What’s happened? In a rare, deeply technical interview, Valve has revealed that it has been funding and guiding major open-source projects to make Windows PC games run properly on ARM chips. For those of you unaware, ARM is the architecture that powers phones, tablets, and many low-power devices, and Valve believes it could unlock a whole new future for Steam beyond traditional PCs and handhelds. The interview conducted by The Verge shows that this is not a side experiment but a long-term strategy that has been quietly building for years. Valve has also been quietly funding Windows-on-ARM gaming projects and encouraging broader industry support, even beyond Linux and SteamOS environments.
- Valve has been heavily backing FEX, an open-source Windows-on-ARM compatibility layer similar to Proton.
- The goal is to let x86 Windows PC games run natively on ARM hardware without developers having to redo their work.
- This same tech already powers parts of the Steam Deck ecosystem through Proton and Linux translation layers.
- Valve explicitly discussed phones and lower-power ARM devices as an eventual target for PC gaming.
Why this is important: This is the clearest signal yet that Valve is thinking far beyond just the Steam Deck. If Windows PC games can reliably run on ARM, then the same games you play on desktop and handheld could one day run on phones, tablets, low-power laptops, and future hybrid devices with far better battery life and thermals. It’s kind of like what Netflix is doing with bringing PC games to your phone, except that this wouldn’t require any extra effort from the developers.
It also changes the industry math. Today, PC gaming is tightly tied to x86 chips from Intel and AMD. A functional ARM gaming layer opens the door to Qualcomm, MediaTek, Apple-class silicon, and future custom gaming chips. That means cheaper hardware options, fanless designs, and possibly entirely new kinds of portable gaming devices. What’s more is that this is not a cloud-gaming shortcut. Valve’s approach is about running games locally on the device itself. That preserves Steam’s core strength: ownership, offline play, mods, low-latency input, and full fidelity gaming without depending on internet quality.

Why should I care? Eventually, this is how your Steam library could escape your desk and your handheld and land directly in your pocket. If Valve’s ARM push succeeds, you would not need a gaming laptop, a dedicated handheld, or cloud streaming to play PC games on mobile-class hardware. Your phone, tablet, or future pocket console could become a true local PC gaming device, not a streaming client.
It also means battery life, heat, and portability could finally stop being the trade-offs that shrink PC gaming on the go. ARM chips are built for efficiency first. If Valve gets this right, future Steam hardware, or even third-party ARM devices, could run full PC games for hours without sounding like a jet engine.

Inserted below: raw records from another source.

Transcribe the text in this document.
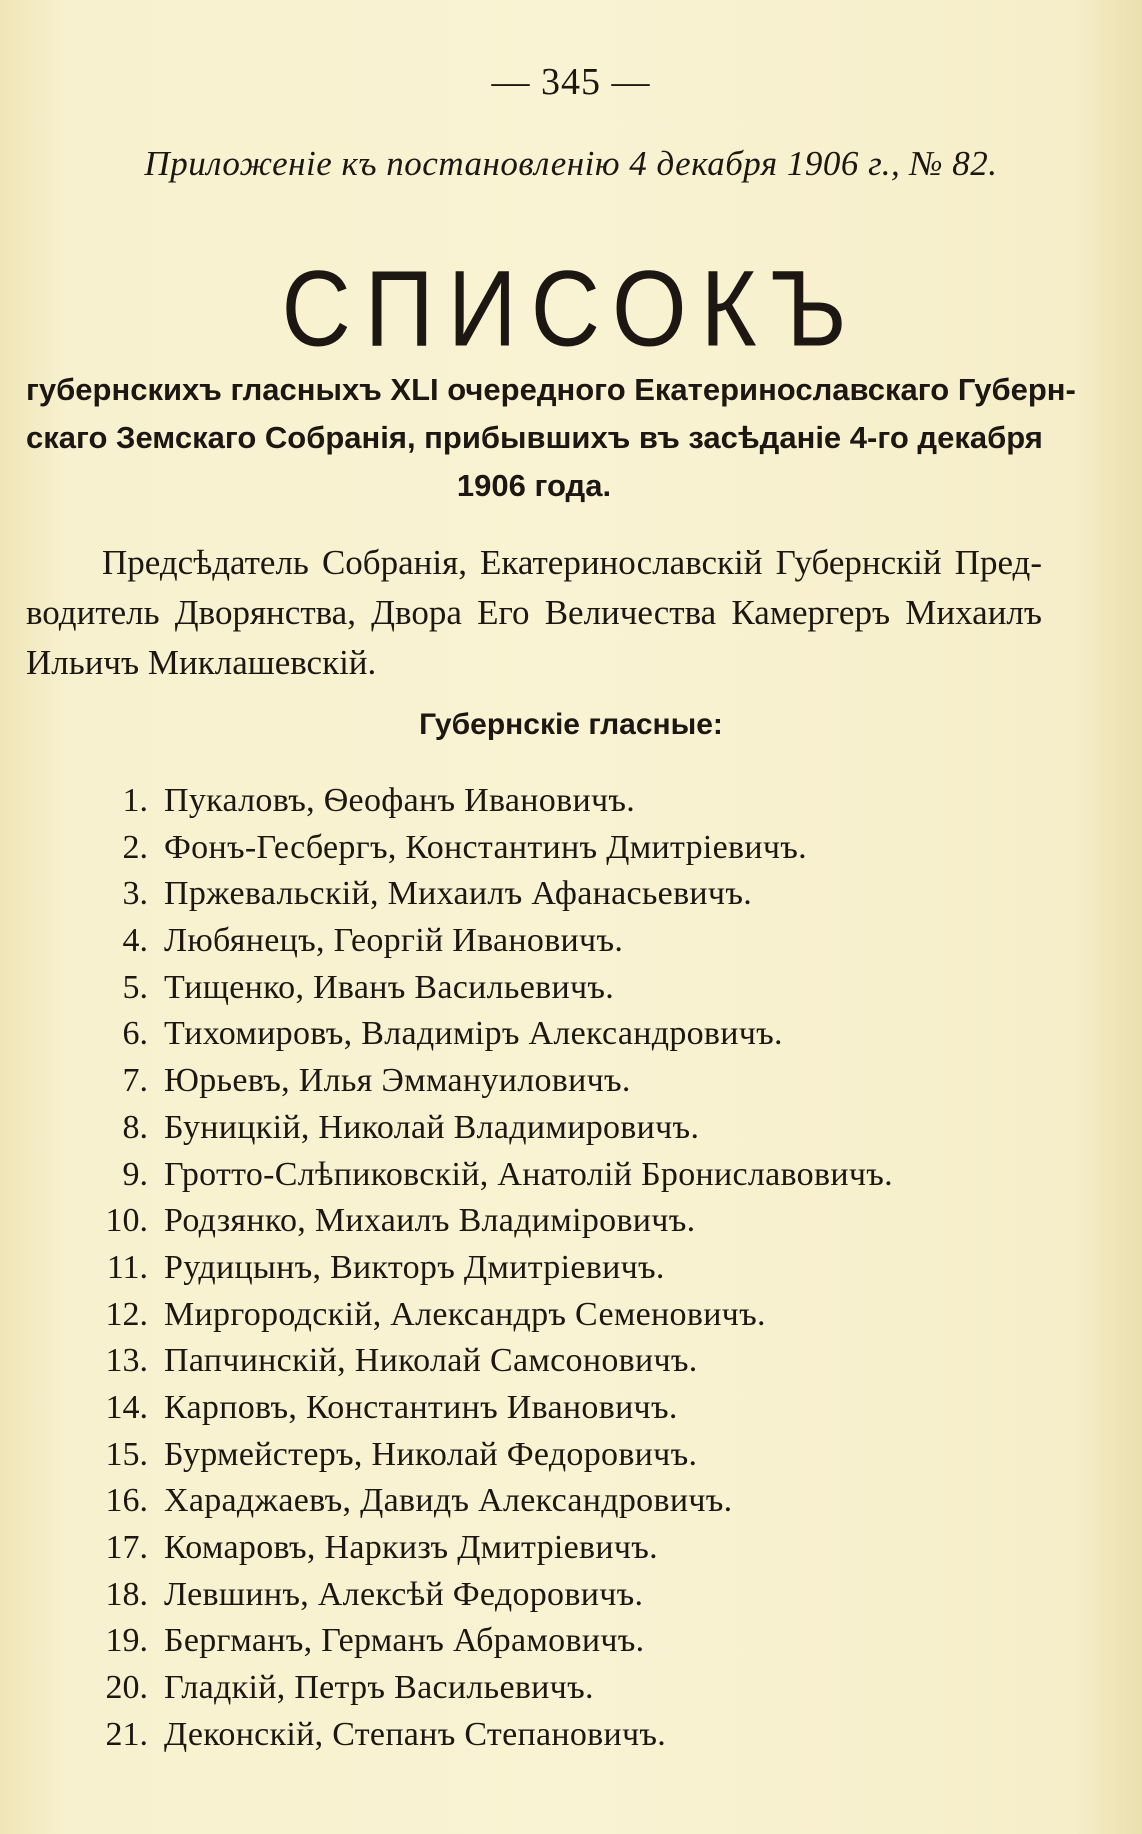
— 345 —
Приложеніе къ постановленію 4 декабря 1906 г., № 82.
СПИСОКЪ
губернскихъ гласныхъ XLI очередного Екатеринославскаго Губерн-
скаго Земскаго Собранія, прибывшихъ въ засѣданіе 4-го декабря
1906 года.
Предсѣдатель Собранія, Екатеринославскій Губернскій Пред-
водитель Дворянства, Двора Его Величества Камергеръ Михаилъ
Ильичъ Миклашевскій.
Губернскіе гласные:
1. Пукаловъ, Ѳеофанъ Ивановичъ.
2. Фонъ-Гесбергъ, Константинъ Дмитріевичъ.
3. Пржевальскій, Михаилъ Афанасьевичъ.
4. Любянецъ, Георгій Ивановичъ.
5. Тищенко, Иванъ Васильевичъ.
6. Тихомировъ, Владиміръ Александровичъ.
7. Юрьевъ, Илья Эммануиловичъ.
8. Буницкій, Николай Владимировичъ.
9. Гротто-Слѣпиковскій, Анатолій Брониславовичъ.
10. Родзянко, Михаилъ Владиміровичъ.
11. Рудицынъ, Викторъ Дмитріевичъ.
12. Миргородскій, Александръ Семеновичъ.
13. Папчинскій, Николай Самсоновичъ.
14. Карповъ, Константинъ Ивановичъ.
15. Бурмейстеръ, Николай Федоровичъ.
16. Хараджаевъ, Давидъ Александровичъ.
17. Комаровъ, Наркизъ Дмитріевичъ.
18. Левшинъ, Алексѣй Федоровичъ.
19. Бергманъ, Германъ Абрамовичъ.
20. Гладкій, Петръ Васильевичъ.
21. Деконскій, Степанъ Степановичъ.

For anyone who games on a commute, on a couch, or away from a power socket, that is a very real quality-of-life upgrade.

Okay, so what’s next? Of course, one shouldn’t expect a “Steam Phone” announcement anytime soon. Valve has made it clear this is long-game infrastructure work, not a short-term product play. The next real signs will likely show up quietly, in Proton updates, SteamOS improvements, and ARM compatibility breakthroughs long before any consumer device appears. Nonetheless, what this news has done is ensure that the future of gaming seems promising, especially since the rising prices of RAM and SSD mean you won’t be building a gaming PC anytime soon anyway.